I didn’t have to look far. In Bratislava, I joined the hotel manager (pictured) and the executive chef for a three-hour ride on flat, paved, dedicated bike trails. One of the great things about cycling in Europe is that traffic and bicycles often use separate roads.
The next day, our ship docked in Vienna. The Danube flows on the outskirts of Austria’s capital city, and it’s a bit ambitious to think of walking “to town.”I’m sure it would have taken an hour to reach the heart of the city on foot. And while Uniworld includes a complimentary city tour in Vienna, I had done the bus tour before, and so I hopped on a bike instead. I’m glad I did. I had an exhilarating ride.
Shortly after pedaling away from the River Empress, I asked a fellow cyclist (a Viennese bike commuter) if he could steer me in the general direction of the city center. “Follow me,”he instructed. And follow I did. We weaved in and out of traffic, hopped sidewalks and dodged pedestrians. “Hope you don’t mind running red lights,”he shouted over his shoulder. I was in no position to argue.

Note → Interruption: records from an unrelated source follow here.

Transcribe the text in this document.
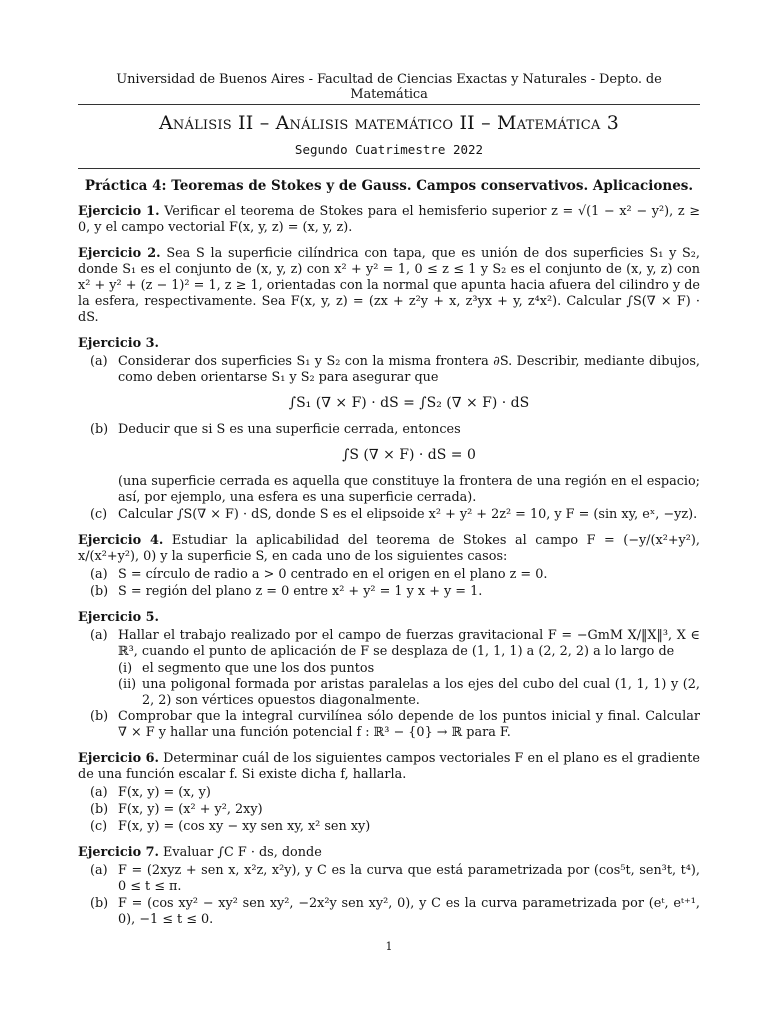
Universidad de Buenos Aires - Facultad de Ciencias Exactas y Naturales - Depto. de Matemática
Análisis II – Análisis matemático II – Matemática 3
Segundo Cuatrimestre 2022
Práctica 4: Teoremas de Stokes y de Gauss. Campos conservativos. Aplicaciones.
Ejercicio 1. Verificar el teorema de Stokes para el hemisferio superior z = √(1 − x² − y²), z ≥ 0, y el campo vectorial F(x, y, z) = (x, y, z).
Ejercicio 2. Sea S la superficie cilíndrica con tapa, que es unión de dos superficies S₁ y S₂, donde S₁ es el conjunto de (x, y, z) con x² + y² = 1, 0 ≤ z ≤ 1 y S₂ es el conjunto de (x, y, z) con x² + y² + (z − 1)² = 1, z ≥ 1, orientadas con la normal que apunta hacia afuera del cilindro y de la esfera, respectivamente. Sea F(x, y, z) = (zx + z²y + x, z³yx + y, z⁴x²). Calcular ∫S(∇ × F) · dS.
Ejercicio 3.
(a) Considerar dos superficies S₁ y S₂ con la misma frontera ∂S. Describir, mediante dibujos, como deben orientarse S₁ y S₂ para asegurar que
∫S₁ (∇ × F) · dS = ∫S₂ (∇ × F) · dS
(b) Deducir que si S es una superficie cerrada, entonces
∫S (∇ × F) · dS = 0
(una superficie cerrada es aquella que constituye la frontera de una región en el espacio; así, por ejemplo, una esfera es una superficie cerrada).
(c) Calcular ∫S(∇ × F) · dS, donde S es el elipsoide x² + y² + 2z² = 10, y F = (sin xy, eˣ, −yz).
Ejercicio 4. Estudiar la aplicabilidad del teorema de Stokes al campo F = (−y/(x²+y²), x/(x²+y²), 0) y la superficie S, en cada uno de los siguientes casos:
(a) S = círculo de radio a > 0 centrado en el origen en el plano z = 0.
(b) S = región del plano z = 0 entre x² + y² = 1 y x + y = 1.
Ejercicio 5.
(a) Hallar el trabajo realizado por el campo de fuerzas gravitacional F = −GmM X/‖X‖³, X ∈ ℝ³, cuando el punto de aplicación de F se desplaza de (1, 1, 1) a (2, 2, 2) a lo largo de
(i) el segmento que une los dos puntos
(ii) una poligonal formada por aristas paralelas a los ejes del cubo del cual (1, 1, 1) y (2, 2, 2) son vértices opuestos diagonalmente.
(b) Comprobar que la integral curvilínea sólo depende de los puntos inicial y final. Calcular ∇ × F y hallar una función potencial f : ℝ³ − {0} → ℝ para F.
Ejercicio 6. Determinar cuál de los siguientes campos vectoriales F en el plano es el gradiente de una función escalar f. Si existe dicha f, hallarla.
(a) F(x, y) = (x, y)
(b) F(x, y) = (x² + y², 2xy)
(c) F(x, y) = (cos xy − xy sen xy, x² sen xy)
Ejercicio 7. Evaluar ∫C F · ds, donde
(a) F = (2xyz + sen x, x²z, x²y), y C es la curva que está parametrizada por (cos⁵t, sen³t, t⁴), 0 ≤ t ≤ π.
(b) F = (cos xy² − xy² sen xy², −2x²y sen xy², 0), y C es la curva parametrizada por (eᵗ, eᵗ⁺¹, 0), −1 ≤ t ≤ 0.
1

Passing Stadt Park, he pointed to the statue of Johann Strauss (pictured left), which I later came back to see. We continued along Ringstrasse, Vienna’s best-known street, and from it, my escort pointed me to the Sacher Hotel, where we parted ways with a wave. I peeked in the hotel, walked along the pedestrian street, then headed back to the ship — exhilarated and euphoric.
The next morning, shortly after we docked in Durnstein, my stateroom phone rang. “Did I wake you?”the voice on the other end said. “No,”I replied. It was Rudy, the hotel manager who I had cycled with two days before. “Five of us are cycling through the Wachau Valley,”he said, “and we have one more bike available. Want to join?”Of course I did. “We’re leaving in five minutes,”he added. I hustled to gather my things and headed out to join the others.
It was, suffice to say, one of those mornings when everything seemed right with the world. The sunlight was so golden that it appeared to have texture, like a golden cheese. I could have cut a slice and put it in my pocket. The six of us cycled past vineyards where workers waved to us. We pedaled through small villages, where the locals greeted us with a pleasant, “Morgen.”The world was a happy place, especially from the seat of a bike.
We pedaled for nearly two hours, returning to the fairy-tale-like Durnstein, where we had a glass of wine — a perfect ending to pedaling through Austria’s wine country. Who would have imagined that we were on a cruise?